Trail Riding Tips... for me!
I've gone on two trail rides in my whole life. The first was at a camp, where all the horses did was walk. And the second was with my old instructor and one of the stable hands. Each was short.
But if/when I lease/rent this horse, I'm wanting to do a lot of trail riding to prepare myself for endurance racing in the spring with a different horse (I'll end up leasing that horse before the actual races and all).
I'll be riding ALONE, but it'll be through villages and farms, so it's not like I'll be out in the middle of nowhere. I'll be riding on concrete, asphalt, and dirt roads/paths. Here are the things I'll be bringing with me EVERY time:
1. helmet (I'll be wearing it)
2. mobile phone (it's always in my pants pocket)
3. bag with:
a) water bottle
b) extra lead rope
c) basic first aid kit
d) my small camera (for pics... DUH)
4. a large towel/piece of cloth for various reasons
Here are my QUESTIONS:
1. What kind of bag should I use since saddle bags aren't an option? (something I can either clip to the saddle or have one me)
2. Is there anything else I should bring... just in case?
3. Seeing as I'll be riding in the autumn, as it's getting cold, what kind of clothes should I be wearing?
4. What kinds of precautions should I take? I'll be gone for around an hour to two hours per day...
And... well... any tips that ANYBODY might have about this... well... they'd be welcomed and accepted. :D
Why are saddle bags not an option? I have a saddle pad with built in bags or when I need more room, or it's to hot for the pad, a couple of bags that attach to the D rings on my saddle.
1. I don't have the money to buy one.
2. The stables where I ride don't have one.
So that's why I can't use 'em... :P
I sometimes take a back pack, I don;t have saddle bags either. The back pack can be kinda annoying at trot and canter, everything moves about, so I have it on pretty tight and high up on my back for comfort.
I would dress in layers, when you first move out you might be cool but once you start your body will warm up.
Sometimes having a hoof pick with you can be handy too, never know when a rock will wedge itself in the hoof.
When in doubt as to which path to take in hairy situations, ie muddy, narrow, rocky paths etc, give your horse his head and let him pick the path, he will know which way is best.
And most of all relax and absorb your surroundings and have fun :D
You can buy various cantle or horn bags on Ebay for $5.00- $15.00 They are not expensive. If you can't afford a $10 bag, you will not be able to afford the entry fee for an endurance race. Around here they usually run $75 per race. Just do a search on Ebay for Cantle or Horn bag.
We rode 4 hours today. Mostly at a walk/running walk. All my daughters and I took with us was some snacks to eat along the way, two bottles of water each, of course my daughters had their cell phones ( they never go anywhere with out them) and their helmets.
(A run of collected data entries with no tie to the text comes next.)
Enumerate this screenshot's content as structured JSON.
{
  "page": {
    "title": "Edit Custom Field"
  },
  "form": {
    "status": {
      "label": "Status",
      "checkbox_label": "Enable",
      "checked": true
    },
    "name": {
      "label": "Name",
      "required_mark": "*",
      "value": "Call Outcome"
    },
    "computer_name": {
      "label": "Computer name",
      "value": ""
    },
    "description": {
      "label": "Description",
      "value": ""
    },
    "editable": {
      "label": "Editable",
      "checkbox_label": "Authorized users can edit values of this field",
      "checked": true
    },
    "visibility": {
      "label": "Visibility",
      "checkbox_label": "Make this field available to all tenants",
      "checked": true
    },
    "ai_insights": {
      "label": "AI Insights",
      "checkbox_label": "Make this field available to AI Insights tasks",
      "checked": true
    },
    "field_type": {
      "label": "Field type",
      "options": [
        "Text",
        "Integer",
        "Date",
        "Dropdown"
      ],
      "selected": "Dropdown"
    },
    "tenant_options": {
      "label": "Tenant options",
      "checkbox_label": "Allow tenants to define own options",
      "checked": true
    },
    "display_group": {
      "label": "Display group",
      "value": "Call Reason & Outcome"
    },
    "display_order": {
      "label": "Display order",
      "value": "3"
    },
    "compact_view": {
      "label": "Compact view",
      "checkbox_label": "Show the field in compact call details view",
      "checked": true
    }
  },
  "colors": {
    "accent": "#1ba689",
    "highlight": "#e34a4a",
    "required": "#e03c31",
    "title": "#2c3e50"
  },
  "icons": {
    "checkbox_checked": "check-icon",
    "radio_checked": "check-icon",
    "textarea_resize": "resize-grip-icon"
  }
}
In the fall we tie a jacket on the cantle with the strings, Then if we get cold we can slip it on.
Endurance horses are pushed harder. Usually you tro the entire distance. So as you condition your horse, I'd take watch with a second hand so you can count his pulse and respiration. Count the number of heart beats or breaths in a 15 second period. Learn what is a resting rate for both of these vitals is for your horse. Your horse will increase these rates as he is worked. But should return to lower rate with in 10 minutes. My horses will be at a 8-9 beats per 15 seconds after 10 minutes of rest.
Learn to recognize when your horse is dehydrated. Learn to do a gum press and see how quickly the color returns to the gum above the tooth line. Also a skin pinch on the lower neck of the horse.
I always take a knife with me. If a horse gets tangled in a rope, reins, halter gets caughts, I can cut it off.
Another thing u might want to bring with you is a hoof pick, that could come in handy if you encounter some stoney areas, or even mud which could hide objects stuck in the hoof.
And if you really wanna be prepared carry ID , purhaps with an emergency number attached.